Our first plantings came from a mixed pack of heirloom seeds that Diggers Seeds supplied. Containing six varieties - Red Sugarlump, Black Krim, Orange Jaume Flammee, Yellow Peach, Green Zebra, and White Cherry - the seeds were not individually wrapped, so we didn't know what we would get until each seed had sprouted, grown and fruited.
On one hand this is not ideal - what if we'd only got a crop of Yellow Peach tomatoes? - however a range of types grew, and we had a variety of colours, flavours and differing harvest times that kept us in tomatoes for a good few months.

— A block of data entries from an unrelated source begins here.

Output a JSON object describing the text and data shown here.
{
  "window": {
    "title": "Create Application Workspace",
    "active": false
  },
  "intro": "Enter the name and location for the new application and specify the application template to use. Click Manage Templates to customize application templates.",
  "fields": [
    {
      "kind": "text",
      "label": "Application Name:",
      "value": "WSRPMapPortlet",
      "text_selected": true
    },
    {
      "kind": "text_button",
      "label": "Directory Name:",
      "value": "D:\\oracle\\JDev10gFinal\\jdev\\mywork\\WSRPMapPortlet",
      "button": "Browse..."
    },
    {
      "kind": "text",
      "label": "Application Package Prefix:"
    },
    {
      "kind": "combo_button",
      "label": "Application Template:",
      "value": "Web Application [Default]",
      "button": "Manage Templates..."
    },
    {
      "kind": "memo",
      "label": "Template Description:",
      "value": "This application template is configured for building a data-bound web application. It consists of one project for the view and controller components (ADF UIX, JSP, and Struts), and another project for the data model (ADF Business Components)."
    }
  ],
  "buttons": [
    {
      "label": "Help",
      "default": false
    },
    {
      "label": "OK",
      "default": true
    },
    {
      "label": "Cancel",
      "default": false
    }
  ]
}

Aside from the culinary benefits of healthy produce that these activities produce, we also collected seed from the crop, followed the suggested procedures for tomatoes, and stored them appropriately through the winter. Then, come mid-August, just as the southern winter is starting to loose it's bite, the seeding begins.
Containers are filled with potting mix, seeds are planted, the trays watered, and moved into the protection of the poly house. Every second day, the containers are watered, while we continue to wait with anticipation.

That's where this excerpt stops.